Ik heb een jurk met rozen aan, dat vind ik toch zo
fleurig staan
Soms noemen ze me Roos Marie, dan zeg ik hun: "zo heet
ik nie"
Ik heb een jurk met rozen aan, dat vind ik toch zo enig
staan
Soms noemen ze me Roos Marie, ik zeg "Zo heet ik niet,
ik heet Margriet"
Een van mijn vaste klanten, kocht altijd vaste planten
Maar op een dag chrysanten, die gaf ie toen aan mij
Hij greep meteen zijn kansen, vroeg "ga je met me dansen"
Ik zei "Van harter ganse, vanavond ben ik vrij."

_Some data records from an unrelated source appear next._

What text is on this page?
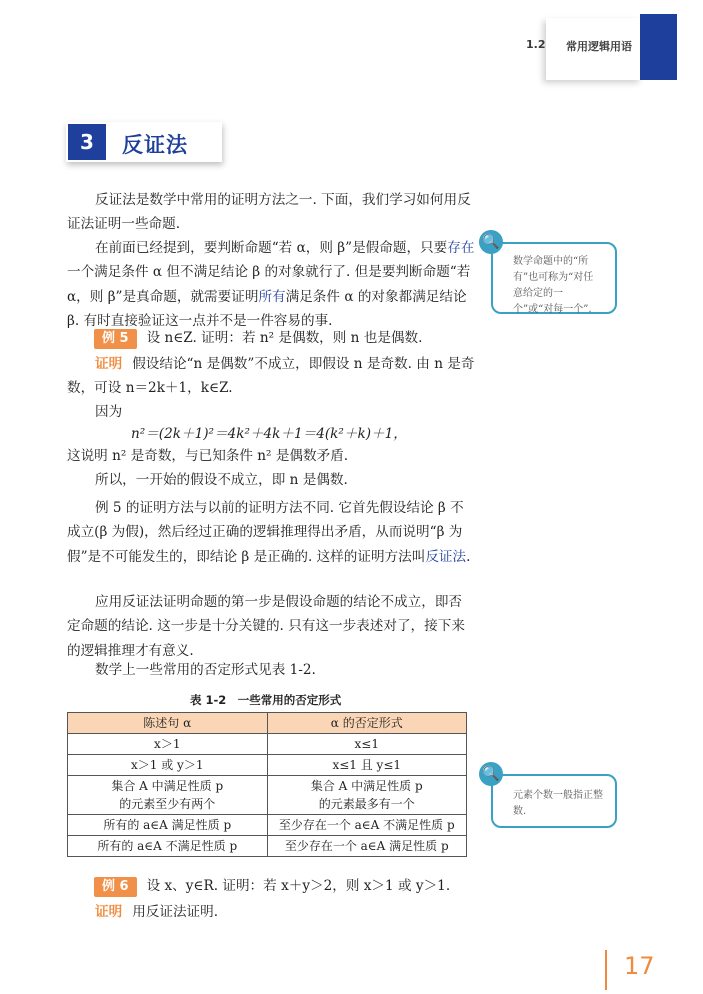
1.2 常用逻辑用语
3	反证法

反证法是数学中常用的证明方法之一. 下面，我们学习如何用反证法证明一些命题.

在前面已经提到，要判断命题“若 α，则 β”是假命题，只要存在一个满足条件 α 但不满足结论 β 的对象就行了. 但是要判断命题“若 α，则 β”是真命题，就需要证明所有满足条件 α 的对象都满足结论 β. 有时直接验证这一点并不是一件容易的事.

例 5 设 n∈Z. 证明：若 n² 是偶数，则 n 也是偶数.

证明 假设结论“n 是偶数”不成立，即假设 n 是奇数. 由 n 是奇数，可设 n＝2k＋1，k∈Z.

因为

n²＝(2k＋1)²＝4k²＋4k＋1＝4(k²＋k)＋1，

这说明 n² 是奇数，与已知条件 n² 是偶数矛盾.

所以，一开始的假设不成立，即 n 是偶数.

例 5 的证明方法与以前的证明方法不同. 它首先假设结论 β 不成立(β 为假)，然后经过正确的逻辑推理得出矛盾，从而说明“β 为假”是不可能发生的，即结论 β 是正确的. 这样的证明方法叫反证法.

应用反证法证明命题的第一步是假设命题的结论不成立，即否定命题的结论. 这一步是十分关键的. 只有这一步表述对了，接下来的逻辑推理才有意义.

数学上一些常用的否定形式见表 1-2.

表 1-2　一些常用的否定形式
陈述句 α	α 的否定形式
x＞1	x≤1
x＞1 或 y＞1	x≤1 且 y≤1
集合 A 中满足性质 p 的元素至少有两个	集合 A 中满足性质 p 的元素最多有一个
所有的 a∈A 满足性质 p	至少存在一个 a∈A 不满足性质 p
所有的 a∈A 不满足性质 p	至少存在一个 a∈A 满足性质 p

例 6 设 x、y∈R. 证明：若 x＋y＞2，则 x＞1 或 y＞1.

证明 用反证法证明.

🔍
数学命题中的“所有”也可称为“对任意给定的一个”或“对每一个”.
🔍
元素个数一般指正整数.
17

Ik trok mijn jurk met rozen aan, o had ik dat maar niet
gedaan
Hij noemde me steeds Roos Marie, ik fluisterde "Zo heet
ik nie"
Ik had mijn jurk met rozen aan, o had ik dat maar nooit
gedaan
Hij noemde mij steeds Roos Marie, ik zeg "Zo heet ik
niet, ik heet Margriet"
Hoezeer het mij benauwde, hij kon het niet onthouden
Ook niet toen we trouwden, er gebeurde dit:
Ik kreeg haast een maagzweer, dat deed godgeklaagd zeer
Helaas was ik geen maagd meer, ik mocht niet in het wit
Ik trok mijn jurk met rozen aan, o had ik dat maar niet
gedaan
De ambtenaar zei "Roos Marie", ik zei "Zeg man, zo heet
ik nie!"
Ik had mijn jurk met rozen aan, o had ik dat maar nooit
gedaan
De ambtenaar zei Roos Marie, ik zeg "Zo heet ik niet,
ik heet Margriet"
Het huwelijk was lijden, de reden van het scheiden
Ik was van ons beiden niet monogaam
Rood licht, een jurk met kanten, ik heb weer vaste klanten
Want tussen m'n planten zit ik voor het raam
Ik heb mijn jurk met rozen aan, dat vinden ze zo enig staan
De mannen hijgen "Roos Marie", ik zucht dan "Nee, zo
heet ik nie"
Ik heb mijn jurk met rozen aan, al vele malen uitgedaan
Ze zeggen Roos vergeet me niet, ik zeg "Zo heet ik niet,
Ik heet Margriet, ik heet Margriet, ik heet Margriet."